Somut olayda; davalı tarafça sunulan klasörde davacının imzasının da bulunduğu bordrolarda asgari geçim indirimi tahakkukları mevcut olmasına karşın hükme esas alınan bilirkişi raporunda bordroların değerlendirilmediği anlaşılmaktadır. Eksik inceleme ile hüküm tesisi hatalı olup bozmayı gerektirmiştir.

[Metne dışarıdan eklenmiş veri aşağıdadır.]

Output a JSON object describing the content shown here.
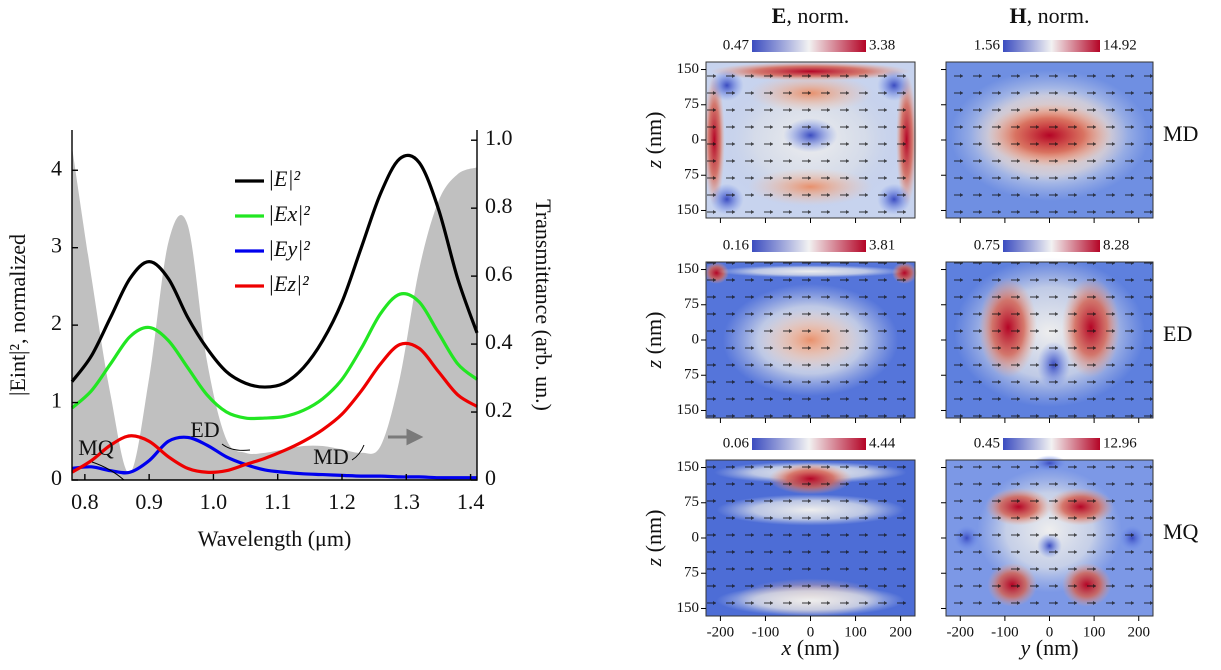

5-Zamanaşımı, alacak hakkının belli bir süre kullanılmaması yüzünden dava edilebilme niteliğinden yoksun kalmasını ifade eder. Bu tanımdan da anlaşılacağı üzere zamanaşımı, alacak hakkını sona erdirmeyip sadece onu "eksik bir borç" haline dönüştürür ve "alacağın dava edilebilme özelliği"ni ortadan kaldırır.Uygulamada, fazlaya ilişkin hakların saklı tutulması, dava açma tekniği bakımından, tümü ihlal ya da inkâr olunan hakkın ancak bir bölümünün dava edilmesi, diğer bölümüne ait dava ve talep hakkının bazı nedenlerle geleceğe bırakılması anlamına gelir. Yargıtay Hukuk Genel Kurulunca benimsenmiş ilkeye göre, kısmi davada fazlaya ilişkin hakların saklı tutulmuş olması, saklı tutulan kesim için zamanaşımını kesmez, zamanaşımı, alacağın yalnız kısmi dava konusu yapılan miktar için kesilir. Dava konusunun ıslah yoluyla arttırılması durumunda, 1086 sayılı HUMK hükümlerinin uygulandığı dönemde, ıslah dilekçesinin tebliğini izleyen ilk oturuma kadar ya da ilk oturumda yapılan zamanaşımı def"i de ıslaha konu alacaklar yönünden hüküm ifade eder. Ancak Hukuk Muhakemeleri Kanunu’nun yürürlüğe girdiği 01.10.2011 tarihinden sonraki uygulamada, 371/2 ve 319. maddeler uyarınca ıslah dilekçesinin davalı tarafa tebliği üzerine iki haftalık süre içinde ıslaha konu kısımlar için zamanaşımı def"inde bulunulabileceği kabul edilmelidir.Somut olayda, davalı tarafça süresinde ileri sürülen ıslaha karşı zamanaşımı def"i dikkate alınmaksızın alacakların hüküm altına alınması hatalıdır.6-Karar tarihinde yürürlükte bulunan Avukatlık Asgari Ücret Tarifesi"nin 13. maddesine göre, “(1) Tarifenin ikinci kısmının ikinci bölümünde gösterilen hukuki yardımların konusu para veya para ile değerlendirilebiliyor ise avukatlık ücreti, davanın görüldüğü mahkeme için Tarifenin İkinci Kısmında belirtilen maktu ücretlerin altında kalmamak kaydıyla (yedinci maddenin ikinci fıkrası, dokuzuncu maddenin birinci fıkrasının son cümlesi ile onuncu maddenin son fıkrası hükümleri saklı kalmak kaydıyla,) Tarifenin üçüncü kısmına göre belirlenir. (2) Ancak hükmedilen ücret kabul veya reddedilen miktarı geçemez. ” hükmüne yer verilmiştir.Davanın reddedilen kısmı dikkate alınmayarak kendisini vekille temsil eden davalı ... Özel Eğitim Bilim ve Tic. San. Ltd. Şti lehine vekalet ücreti taktir edilmemesi hatalıdır.SONUÇ:Temyiz olunan kararın, yukarıda yazılı sebeplerden dolayı BOZULMASINA, peşin alınan temyiz harcının istek halinde ilgiliye iadesine, 09.07.2020 tarihinde oybirliğiyle karar verildi.